Un nuovo crac finanziario fa tremare il sistema bancario tedesco e non solo. L’ultimo scandalo in ordine di tempo è quello della Greensill, banca australiana con sede a Londra specializzata nel finanziamento delle supply chain, nel cosiddetto “reverse factoring“. Di fatto Greensill è specializzata nel pagare i fornitori al posto delle aziende, garantendo, dettaglio vitale per quelli piccoli, incassi più veloci che se aspettassero i tempi di pagamento usuali, venendo poi rimborsata dalle aziende committenti. Una delle sue attività più redditizie, però, la vede concedere prestiti ad aziende che copre con i loro crediti ad altre imprese, impacchettandoli in complessi strumenti finanziari che immette sul mercato. Qualcosa di molto simile ai processi che hanno innescato la grande crisi del 2007, ma che evidentemente non hanno insegnato nulla ad alcune banche d’affari. Fatto sta che una settimana fa Greensill ha presentato domanda di insolvenza a causa del mancato rinnovo da parte di una società, la Bond and Credit Company (Tokyo Marine), di garanzie assicurative su 4,6 miliardi di dollari di prestiti. La richiesta inoltrata ad un tribunale del Regno Unito è stata quella di ricevere protezione dalle richieste dei creditori, sulla scia di un “grave stress finanziario“, culminato nell’incapacità di rimborsare un prestito del valore di 140 milioni di dollari a Credit Suisse.



CRAC GREENSILL, COS’E’ SUCCESSO

L’effetto domino è stato immediato: l’assenza di garanzie, minacciando la capacità di funding di Greensill, ha portato Credit Suisse a sospendere all’inizio del mese i fondi di investimento dei suoi clienti in supply chain contenenti i propri prestiti. A pesare sulla scelta, adottata subito dopo anche da Gam, è stata l’incertezza sulla loro valutazione. Nel mirino, adesso, è finita anche la Bafin, ente di vigilanza tedesco che ancora una volta è sembrata non annusare il pericolo come nel caso Wirecard. Al momento Greensill è stato bloccata per “eccesso di debito” e denunciata poiché non in grado di “esibire le prove di commesse” che avrebbe acquistato da altri. Ma anche la BCE si è attivata per verificare l’esposizione degli istituti di credito. Adesso il rischio “contagio” è infatti elevato: diversi analisti vedono segnali simili a quelli che portarono allo scoppio della grande crisi con il fallimento di Lehman Brothers.
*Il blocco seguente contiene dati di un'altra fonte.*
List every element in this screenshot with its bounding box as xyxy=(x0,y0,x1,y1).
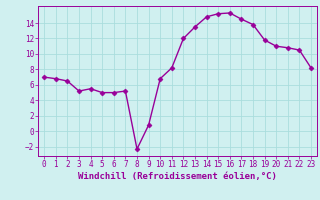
X-axis label: Windchill (Refroidissement éolien,°C): Windchill (Refroidissement éolien,°C) xyxy=(78,172,277,181)
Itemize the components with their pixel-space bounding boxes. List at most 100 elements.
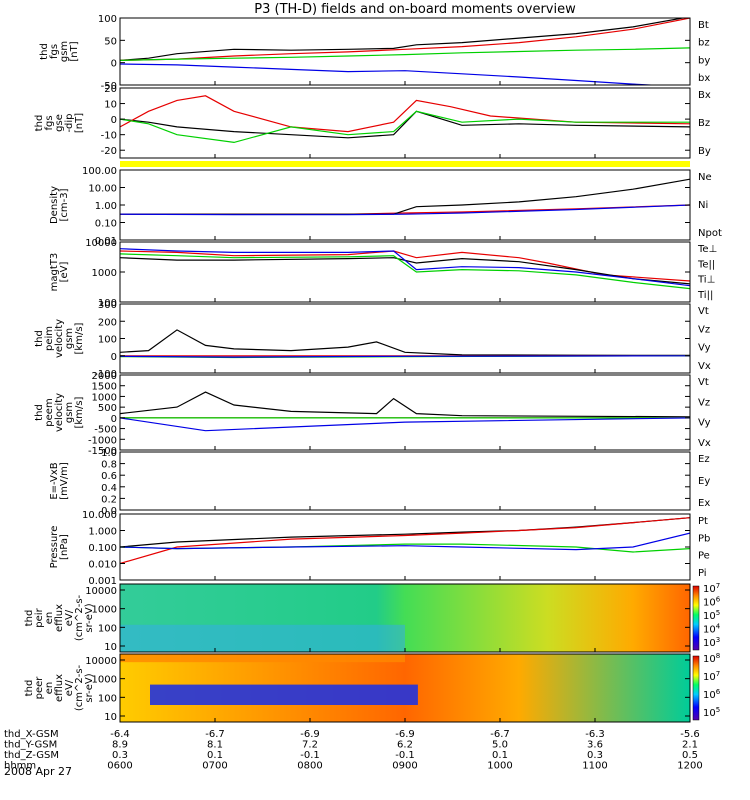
ephemeris-row-label: thd_X-GSM <box>4 729 59 740</box>
series-line-vx <box>120 355 690 358</box>
ephemeris-value: 8.1 <box>207 740 223 751</box>
series-line-bz <box>120 95 690 133</box>
series-line-vt <box>120 329 690 356</box>
colorbar-exponent: 7 <box>716 582 720 590</box>
y-tick-label: 0.010 <box>88 560 117 571</box>
series-line-bt <box>120 18 687 61</box>
legend-entry: bx <box>698 73 710 84</box>
legend-entry: Vy <box>698 418 711 429</box>
y-tick-label: 100 <box>98 14 117 25</box>
y-axis-label: Pressure <box>49 526 60 569</box>
ephemeris-value: -0.1 <box>300 750 320 761</box>
date-label: 2008 Apr 27 <box>4 765 72 778</box>
legend-entry: Bt <box>698 20 709 31</box>
legend-entry: Ti|| <box>697 290 713 301</box>
y-axis-label: peer <box>34 676 45 700</box>
time-axis: thd_X-GSM -6.4 -6.7 -6.9 -6.9 -6.7 -6.3 -5.6 thd… <box>4 729 703 772</box>
colorbar-exponent: 3 <box>716 636 720 644</box>
y-tick-label: 100 <box>98 623 117 634</box>
ephemeris-value: 0.5 <box>682 750 698 761</box>
legend-entry: Ne <box>698 172 712 183</box>
y-axis-label: [km/s] <box>74 322 85 354</box>
y-tick-label: -50 <box>101 81 117 92</box>
ephemeris-value: 0800 <box>297 761 322 772</box>
panel-2: Bx Bz By 20 10 0 -10 -20 thd fgs gse -dip [nT] <box>34 84 711 159</box>
y-tick-label: 1000 <box>92 605 117 616</box>
y-axis-label: gsm <box>64 402 75 423</box>
ephemeris-value: -6.7 <box>205 729 225 740</box>
y-tick-label: 300 <box>98 300 117 311</box>
y-axis-label: thd <box>34 330 45 347</box>
legend-entry: Vx <box>698 361 711 372</box>
legend-entry: Vt <box>698 306 709 317</box>
panel-1: Bt bz by bx 100 50 0 -50 thd fgs gsm [nT] <box>39 14 710 92</box>
y-tick-label: 100 <box>98 335 117 346</box>
ephemeris-value: 0.3 <box>587 750 603 761</box>
y-tick-label: 100 <box>98 298 117 309</box>
ephemeris-value: 6.2 <box>397 740 413 751</box>
y-axis-label: thd <box>34 115 45 132</box>
status-bar <box>120 161 690 167</box>
y-tick-label: 1.00 <box>95 201 117 212</box>
y-tick-label: -1000 <box>88 435 117 446</box>
y-axis-label: fgs <box>49 44 60 59</box>
y-tick-label: 1000 <box>92 268 117 279</box>
y-axis-label: en <box>44 682 55 695</box>
series-line-ti <box>120 253 690 290</box>
y-axis-label: sr-eV) <box>84 673 95 702</box>
legend-entry: Vt <box>698 377 709 388</box>
y-axis-label: velocity <box>54 319 65 358</box>
legend-entry: Pt <box>698 516 708 527</box>
y-axis-label: Density <box>49 186 60 224</box>
y-tick-label: 10 <box>104 712 117 723</box>
y-axis-label: efflux <box>54 604 65 632</box>
y-tick-label: -10 <box>101 131 117 142</box>
legend-entry: Ey <box>698 476 710 487</box>
y-tick-label: 0 <box>111 59 117 70</box>
y-axis-label: (cm^2-s- <box>74 664 85 711</box>
y-axis-label: peem <box>44 398 55 426</box>
y-axis-label: [nT] <box>69 41 80 61</box>
ephemeris-value: 0.3 <box>112 750 128 761</box>
ephemeris-value: 0700 <box>202 761 227 772</box>
series-line-by <box>120 110 690 144</box>
legend-entry: Te⊥ <box>697 244 717 255</box>
y-tick-label: 0.0 <box>101 506 117 517</box>
y-tick-label: -100 <box>94 369 117 380</box>
y-tick-label: 50 <box>104 36 117 47</box>
colorbar-label: 106 <box>703 688 721 701</box>
ephemeris-value: 0900 <box>392 761 417 772</box>
y-axis-label: en <box>44 612 55 625</box>
y-tick-label: 100.00 <box>82 166 117 177</box>
y-tick-label: 100 <box>98 693 117 704</box>
y-tick-label: 1000 <box>92 675 117 686</box>
ephemeris-value: 7.2 <box>302 740 318 751</box>
ephemeris-value: -5.6 <box>680 729 700 740</box>
y-tick-label: 10000 <box>85 656 117 667</box>
colorbar-exponent: 5 <box>716 609 720 617</box>
legend-entry: Ni <box>698 200 708 211</box>
series-line-bz <box>120 18 690 61</box>
panel-5: Vt Vz Vy Vx 300 200 100 0 -100 thd peim velocity gsm… <box>34 300 711 380</box>
spectrogram-band <box>120 624 405 652</box>
figure-title: P3 (TH-D) fields and on-board moments ov… <box>254 2 576 17</box>
panel-frame <box>119 303 691 374</box>
ephemeris-value: 1200 <box>677 761 702 772</box>
legend-entry: Ti⊥ <box>697 275 715 286</box>
y-tick-label: 10 <box>104 642 117 653</box>
y-tick-label: -20 <box>101 146 117 157</box>
ephemeris-value: -6.3 <box>585 729 605 740</box>
legend-entry: Te|| <box>697 259 715 270</box>
series-line-pb <box>120 517 690 565</box>
legend-entry: Bx <box>698 90 711 101</box>
y-tick-label: 500 <box>98 403 117 414</box>
legend-entry: Npot <box>698 228 722 239</box>
series-line-te <box>120 250 690 282</box>
y-axis-label: eV/ <box>64 609 75 626</box>
y-axis-label: [mV/m] <box>59 462 70 500</box>
colorbar-label: 107 <box>703 582 720 595</box>
y-tick-label: 0.001 <box>88 576 117 587</box>
ephemeris-value: -6.4 <box>110 729 130 740</box>
ephemeris-row-label: hhmm <box>4 761 36 772</box>
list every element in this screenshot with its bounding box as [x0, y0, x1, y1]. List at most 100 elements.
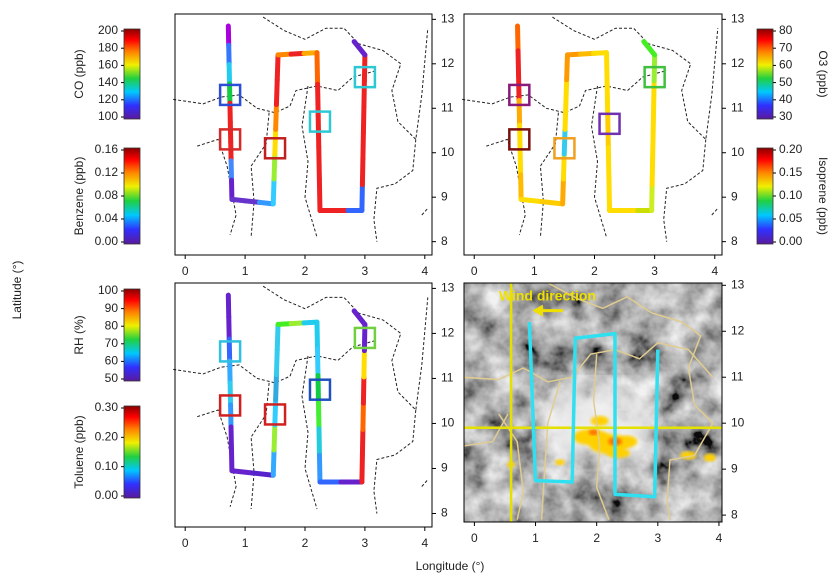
colorbar-tick-label: 0.10 — [779, 188, 803, 202]
flight-track — [563, 179, 564, 204]
x-tick-label: 0 — [182, 264, 189, 278]
cold-cloud-top — [555, 459, 565, 465]
x-tick-label: 4 — [716, 531, 723, 545]
y-tick-label: 13 — [441, 12, 455, 26]
satellite-image — [462, 283, 722, 522]
x-tick-label: 1 — [242, 264, 249, 278]
colorbar-label: O3 (ppb) — [816, 50, 830, 97]
flight-track — [277, 55, 278, 80]
flight-track — [565, 105, 566, 130]
flight-track — [518, 51, 519, 76]
flight-track — [273, 179, 274, 204]
colorbar — [757, 29, 773, 119]
cold-cloud-top — [606, 448, 630, 458]
colorbar-tick-label: 50 — [105, 371, 119, 385]
colorbar-tick-label: 100 — [98, 283, 118, 297]
flight-track — [319, 147, 320, 179]
flight-track — [317, 53, 318, 85]
flight-track — [276, 80, 277, 105]
x-tick-label: 3 — [362, 536, 369, 550]
flight-track — [519, 76, 520, 101]
flight-track — [520, 150, 521, 175]
y-tick-label: 12 — [441, 326, 455, 340]
x-axis-label: Longitude (°) — [416, 559, 485, 573]
colorbar-tick-label: 30 — [779, 109, 793, 123]
colorbar-tick-label: 0.10 — [95, 459, 119, 473]
flight-track — [319, 179, 320, 211]
y-tick-label: 10 — [731, 145, 745, 159]
colorbar-tick-label: 200 — [98, 23, 118, 37]
colorbar-tick-label: 0.30 — [95, 400, 119, 414]
colorbar-tick-label: 120 — [98, 92, 118, 106]
x-tick-label: 2 — [591, 264, 598, 278]
x-tick-label: 0 — [182, 536, 189, 550]
y-tick-label: 9 — [441, 461, 448, 475]
y-tick-label: 12 — [731, 56, 745, 70]
y-tick-label: 11 — [731, 100, 744, 114]
y-tick-label: 8 — [441, 506, 448, 520]
x-tick-label: 1 — [531, 264, 538, 278]
colorbar-tick-label: 40 — [779, 92, 793, 106]
flight-track — [564, 129, 565, 154]
colorbar-tick-label: 100 — [98, 109, 118, 123]
colorbar-tick-label: 0.08 — [95, 188, 119, 202]
map-background — [464, 14, 722, 255]
x-tick-label: 2 — [302, 264, 309, 278]
x-tick-label: 4 — [711, 264, 718, 278]
flight-track — [521, 199, 542, 201]
flight-track — [608, 116, 609, 148]
x-tick-label: 0 — [471, 264, 478, 278]
y-tick-label: 13 — [441, 281, 455, 295]
colorbar-tick-label: 0.16 — [95, 142, 119, 156]
colorbar-label: Toluene (ppb) — [72, 415, 86, 488]
colorbar-tick-label: 0.05 — [779, 211, 803, 225]
flight-track — [274, 425, 275, 450]
colorbar — [124, 29, 140, 119]
flight-track — [653, 133, 654, 159]
colorbar — [124, 148, 140, 244]
flight-track — [277, 324, 278, 349]
figure: Latitude (°) Longitude (°) 0123489101112… — [0, 0, 837, 577]
colorbar-tick-label: 0.00 — [95, 488, 119, 502]
y-tick-label: 8 — [731, 234, 738, 248]
y-tick-label: 12 — [441, 56, 455, 70]
colorbar-tick-label: 80 — [105, 318, 119, 332]
colorbar-tick-label: 0.12 — [95, 165, 119, 179]
x-tick-label: 3 — [651, 264, 658, 278]
y-tick-label: 11 — [441, 371, 454, 385]
flight-track — [652, 185, 653, 211]
colorbar-tick-label: 160 — [98, 58, 118, 72]
flight-track — [253, 473, 274, 475]
flight-track — [521, 175, 522, 200]
flight-track — [566, 80, 567, 105]
flight-track — [654, 81, 655, 107]
colorbar-tick-label: 50 — [779, 75, 793, 89]
colorbar-tick-label: 70 — [105, 336, 119, 350]
colorbar-tick-label: 140 — [98, 75, 118, 89]
y-tick-label: 8 — [731, 507, 738, 521]
x-tick-label: 3 — [362, 264, 369, 278]
colorbar — [124, 289, 140, 381]
flight-track — [653, 107, 654, 133]
cold-cloud-top — [591, 416, 609, 426]
flight-track — [609, 179, 610, 211]
colorbar-label: CO (ppb) — [72, 49, 86, 98]
y-tick-label: 9 — [441, 189, 448, 203]
colorbar-label: RH (%) — [72, 315, 86, 354]
flight-track — [273, 450, 274, 475]
colorbar-label: Isoprene (ppb) — [816, 157, 830, 235]
y-tick-label: 11 — [731, 369, 744, 383]
y-tick-label: 13 — [731, 277, 745, 291]
y-axis-label: Latitude (°) — [10, 261, 24, 320]
cold-cloud-top — [704, 454, 716, 462]
colorbar-tick-label: 0.15 — [779, 165, 803, 179]
y-tick-label: 10 — [731, 415, 745, 429]
y-tick-label: 10 — [441, 145, 455, 159]
flight-track — [607, 53, 608, 85]
x-tick-label: 4 — [421, 264, 428, 278]
annotation: Wind direction — [499, 287, 596, 303]
colorbar-tick-label: 0.20 — [95, 430, 119, 444]
x-tick-label: 3 — [654, 531, 661, 545]
flight-track — [276, 375, 277, 400]
colorbar — [124, 406, 140, 498]
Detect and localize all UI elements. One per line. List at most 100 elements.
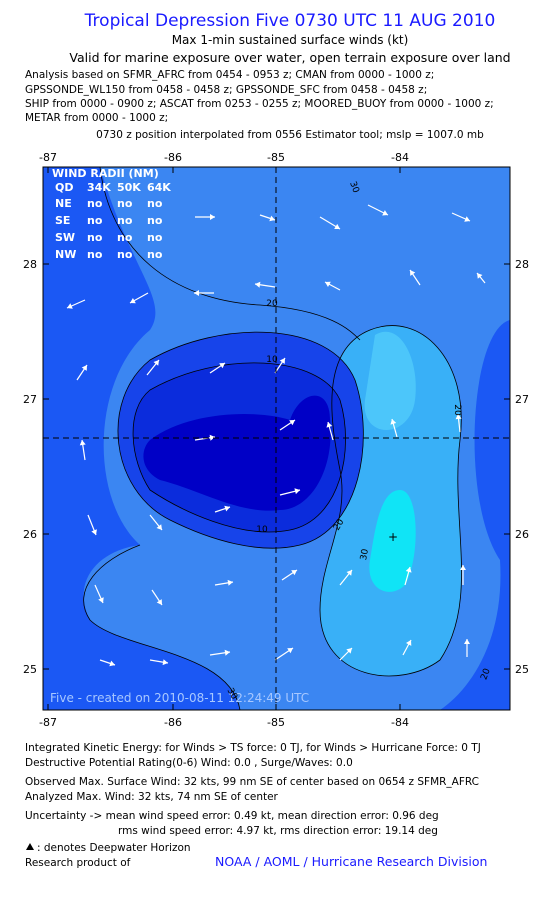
- footer-line: Observed Max. Surface Wind: 32 kts, 99 n…: [25, 776, 479, 788]
- radii-cell: no: [117, 248, 133, 261]
- wind-vector-head: [279, 358, 285, 364]
- wind-vector-head: [79, 440, 86, 446]
- wind-vector-head: [227, 579, 233, 586]
- analysis-line: SHIP from 0000 - 0900 z; ASCAT from 0253…: [25, 98, 494, 110]
- lat-label: 25: [23, 663, 37, 676]
- lat-label: 28: [515, 258, 529, 271]
- wind-vector-head: [346, 570, 352, 576]
- wind-vector-head: [224, 649, 230, 656]
- wind-vector-head: [224, 505, 230, 512]
- lon-label: -84: [391, 151, 409, 164]
- radii-cell: no: [147, 248, 163, 261]
- validity: Valid for marine exposure over water, op…: [69, 50, 510, 65]
- radii-cell: SE: [55, 214, 70, 227]
- radii-header: 34K: [87, 181, 111, 194]
- wind-vector-head: [194, 290, 199, 296]
- wind-vector-head: [269, 215, 275, 222]
- wind-vector-head: [67, 303, 73, 309]
- wind-vector-head: [455, 414, 462, 420]
- created-note: Five - created on 2010-08-11 12:24:49 UT…: [50, 691, 309, 705]
- contour-label: 20: [479, 667, 492, 681]
- center-marker: +: [388, 530, 398, 544]
- radii-cell: SW: [55, 231, 75, 244]
- lon-label: -86: [164, 716, 182, 729]
- wind-contour: [364, 331, 416, 430]
- radii-cell: no: [147, 214, 163, 227]
- wind-vector-head: [410, 270, 416, 276]
- wind-vector-head: [464, 639, 470, 644]
- lon-label: -84: [391, 716, 409, 729]
- position-note: 0730 z position interpolated from 0556 E…: [96, 129, 484, 141]
- wind-vector-head: [334, 223, 340, 229]
- wind-vector-head: [81, 365, 87, 371]
- radii-cell: no: [87, 248, 103, 261]
- radii-cell: NE: [55, 197, 72, 210]
- subtitle: Max 1-min sustained surface winds (kt): [172, 33, 409, 47]
- lat-label: 27: [23, 393, 37, 406]
- contour-label: 30: [347, 180, 360, 194]
- radii-header: 50K: [117, 181, 141, 194]
- radii-cell: no: [147, 197, 163, 210]
- lon-label: -87: [39, 716, 57, 729]
- analysis-line: GPSSONDE_WL150 from 0458 - 0458 z; GPSSO…: [25, 84, 427, 96]
- contour-label: 20: [452, 404, 462, 416]
- wind-vector-head: [109, 660, 115, 667]
- wind-vector-head: [287, 648, 293, 654]
- wind-vector-head: [289, 420, 295, 426]
- contour-label: 20: [266, 299, 278, 309]
- radii-header: QD: [55, 181, 73, 194]
- wind-contour: [369, 490, 416, 592]
- wind-vector-head: [162, 659, 168, 666]
- lat-label: 25: [515, 663, 529, 676]
- footer-line: rms wind speed error: 4.97 kt, rms direc…: [118, 825, 438, 837]
- wind-vector-head: [464, 216, 470, 222]
- radii-cell: no: [147, 231, 163, 244]
- wind-contour: [143, 395, 331, 511]
- wind-vector-head: [406, 640, 412, 646]
- organization: NOAA / AOML / Hurricane Research Divisio…: [215, 854, 487, 869]
- wind-vector-head: [156, 524, 162, 530]
- wind-vector-head: [326, 422, 333, 428]
- lat-label: 28: [23, 258, 37, 271]
- wind-vector-head: [477, 273, 483, 279]
- research-label: Research product of: [25, 857, 131, 869]
- radii-cell: no: [117, 231, 133, 244]
- wind-vector-head: [291, 570, 297, 576]
- legend-note: : denotes Deepwater Horizon: [37, 842, 191, 854]
- wind-vector-head: [255, 281, 261, 288]
- wind-vector-head: [346, 648, 352, 654]
- lon-label: -85: [267, 716, 285, 729]
- title: Tropical Depression Five 0730 UTC 11 AUG…: [84, 11, 496, 31]
- wind-vector-head: [210, 214, 215, 220]
- lon-label: -86: [164, 151, 182, 164]
- wind-vector-head: [382, 210, 388, 216]
- lat-label: 26: [515, 528, 529, 541]
- footer-line: Uncertainty -> mean wind speed error: 0.…: [25, 810, 439, 822]
- footer-line: Integrated Kinetic Energy: for Winds > T…: [25, 742, 481, 754]
- wind-vector-head: [130, 297, 136, 304]
- radii-cell: no: [87, 214, 103, 227]
- analysis-line: Analysis based on SFMR_AFRC from 0454 - …: [25, 69, 434, 81]
- wind-vector-head: [98, 597, 104, 603]
- wind-vector-head: [91, 529, 97, 535]
- footer-line: Analyzed Max. Wind: 32 kts, 74 nm SE of …: [25, 791, 279, 803]
- lon-label: -85: [267, 151, 285, 164]
- wind-vector-head: [325, 281, 331, 287]
- map: + Five - created on 2010-08-11 12:24:49 …: [42, 166, 511, 711]
- wind-vector-head: [460, 565, 466, 570]
- radii-cell: no: [117, 214, 133, 227]
- radii-cell: no: [87, 197, 103, 210]
- radii-title: WIND RADII (NM): [52, 167, 159, 180]
- analysis-line: METAR from 0000 - 1000 z;: [25, 112, 168, 124]
- wind-vector-head: [156, 599, 162, 605]
- lat-label: 26: [23, 528, 37, 541]
- wind-vector-head: [294, 488, 300, 495]
- contour-label: 10: [266, 355, 278, 365]
- contour-label: 30: [359, 548, 371, 561]
- wind-vector-head: [209, 434, 215, 441]
- platform-icon: [26, 843, 34, 850]
- radii-cell: no: [87, 231, 103, 244]
- radii-cell: NW: [55, 248, 76, 261]
- contour-lines: [83, 167, 462, 710]
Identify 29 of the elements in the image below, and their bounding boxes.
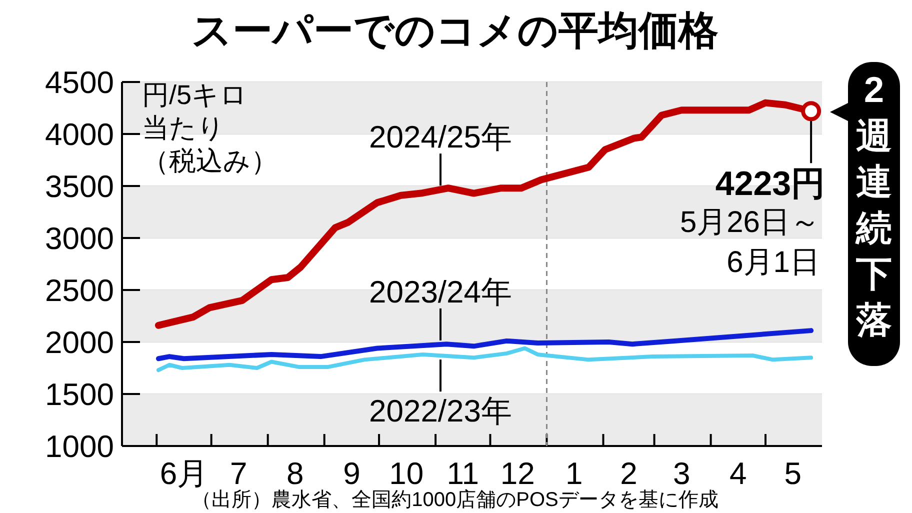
- series-label: 2024/25年: [368, 120, 512, 155]
- x-tick-label: 5: [784, 456, 802, 491]
- series-label: 2022/23年: [368, 394, 512, 429]
- y-tick-label: 2500: [45, 273, 114, 308]
- x-tick-label: 6月: [160, 456, 208, 491]
- x-tick-label: 1: [565, 456, 583, 491]
- y-tick-label: 2000: [45, 325, 114, 360]
- x-tick-label: 8: [286, 456, 304, 491]
- y-tick-label: 1000: [45, 429, 114, 464]
- text: （出所）農水省、全国約1000店舗のPOSデータを基に作成: [192, 489, 718, 511]
- x-tick-label: 9: [343, 456, 360, 491]
- x-tick-label: 10: [389, 456, 424, 491]
- y-tick-label: 4500: [45, 65, 114, 100]
- text: 2週連続下落: [855, 69, 892, 340]
- y-tick-label: 3000: [45, 221, 114, 256]
- x-tick-label: 12: [500, 456, 535, 491]
- annotation: 5月26日～ 6月1日: [680, 206, 820, 279]
- x-tick-label: 7: [230, 456, 248, 491]
- y-tick-label: 4000: [45, 117, 114, 152]
- annotation: 4223円: [715, 165, 826, 204]
- series-label: 2023/24年: [368, 274, 512, 310]
- x-tick-label: 3: [673, 456, 690, 491]
- x-tick-label: 4: [730, 456, 747, 491]
- y-tick-label: 1500: [45, 377, 114, 412]
- chart-title: スーパーでのコメの平均価格: [192, 9, 718, 53]
- x-tick-label: 2: [620, 456, 638, 491]
- y-tick-label: 3500: [45, 169, 114, 204]
- y-axis-title: 円/5キロ当たり（税込み）: [142, 80, 278, 176]
- line-series: [156, 346, 814, 372]
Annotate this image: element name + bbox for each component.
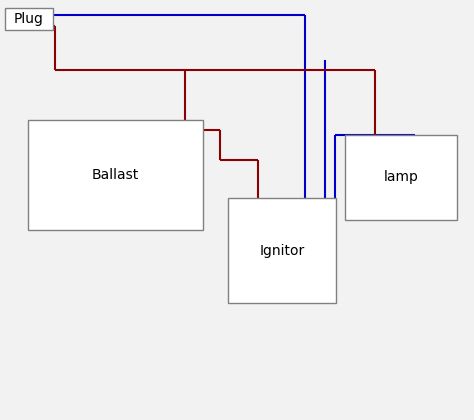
Bar <box>345 135 457 220</box>
Text: Ballast: Ballast <box>92 168 139 182</box>
Text: lamp: lamp <box>383 171 419 184</box>
Bar <box>5 8 53 30</box>
Bar <box>228 198 336 303</box>
Bar <box>28 120 203 230</box>
Text: Ignitor: Ignitor <box>259 244 305 257</box>
Text: Plug: Plug <box>14 12 44 26</box>
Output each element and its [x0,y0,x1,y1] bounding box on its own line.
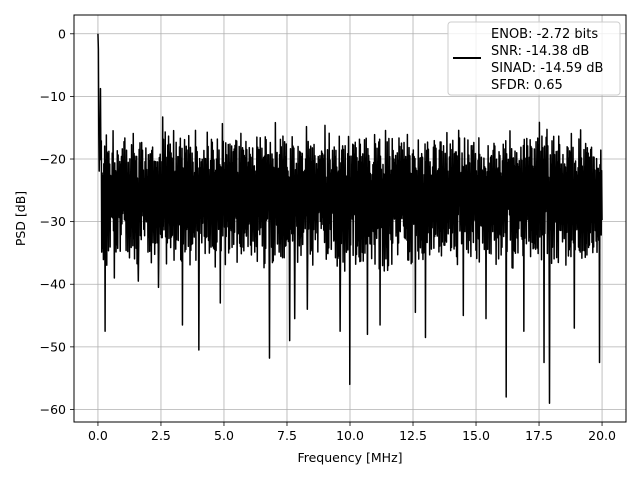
y-tick-label: −10 [40,89,66,104]
y-axis-label: PSD [dB] [13,191,28,246]
x-tick-label: 0.0 [88,428,108,443]
y-tick-label: 0 [58,26,66,41]
y-tick-label: −60 [40,402,66,417]
x-tick-label: 7.5 [277,428,297,443]
x-tick-label: 12.5 [399,428,427,443]
series-line [97,33,603,404]
legend-line-enob: ENOB: -2.72 bits [491,27,598,42]
y-tick-label: −50 [40,339,66,354]
legend-line-sinad: SINAD: -14.59 dB [491,61,603,76]
legend-line-snr: SNR: -14.38 dB [491,44,589,59]
x-tick-label: 10.0 [336,428,364,443]
x-tick-label: 2.5 [151,428,171,443]
x-tick-label: 5.0 [214,428,234,443]
x-tick-label: 15.0 [462,428,490,443]
legend-line-sfdr: SFDR: 0.65 [491,78,563,93]
legend-box [447,21,621,96]
y-tick-label: −20 [40,152,66,167]
x-tick-label: 20.0 [588,428,616,443]
y-axis-ticks: 0 −10 −20 −30 −40 −50 −60 [40,26,74,417]
y-tick-label: −30 [40,214,66,229]
x-axis-label: Frequency [MHz] [297,450,402,465]
x-tick-label: 17.5 [525,428,553,443]
x-axis-ticks: 0.0 2.5 5.0 7.5 10.0 12.5 15.0 17.5 20.0 [88,422,616,443]
legend: ENOB: -2.72 bits SNR: -14.38 dB SINAD: -… [447,21,621,96]
plot-area [97,33,603,404]
y-tick-label: −40 [40,277,66,292]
Come ricorda HuffPost, “Greensill in Germania ha tra i suoi clienti una marea di soggetti istituzionali, Comuni come Monheim, lander come la Turingia, la città di Colonia che lì aveva depositato circa 15 milioni da utilizzare per la ristrutturazione del teatro dell’opera. Sono più di 50 gli attori pubblici che hanno scelto di rivolgersi a Greensill Bank e la ragione è nella caccia spasmodica a tassi di interesse convenienti: Greensill Bank offriva commissioni vantaggiose sui depositi in un periodo storico caratterizzato dai tassi negativi imposti dalla Bce per garantire adeguata liquidità e prestiti a imprese e famiglie. Basti pensare che le casse di risparmio tedesche (Sparkassen) applicano un tasso dello 0.5% sui depositi di investitori istituzionali. Qui nasce il problema: come in altri Paesi anche in Germania i depositi sono garantiti dall’assicurazione dello Stato ma questo non vale, dal 2017, per i soggetti pubblici, esclusi per legge dallo schema di tutela di depositi. Circa l′85% dei 3,5 miliardi di euro depositati fanno capo a investitori retail, e quindi garantiti, ma ci sono circa 500 milioni di euro di clienti istituzionali, principalmente i Comuni che ora hanno un solo timore: dover dire ai cittadini di aver perso i loro soldi“.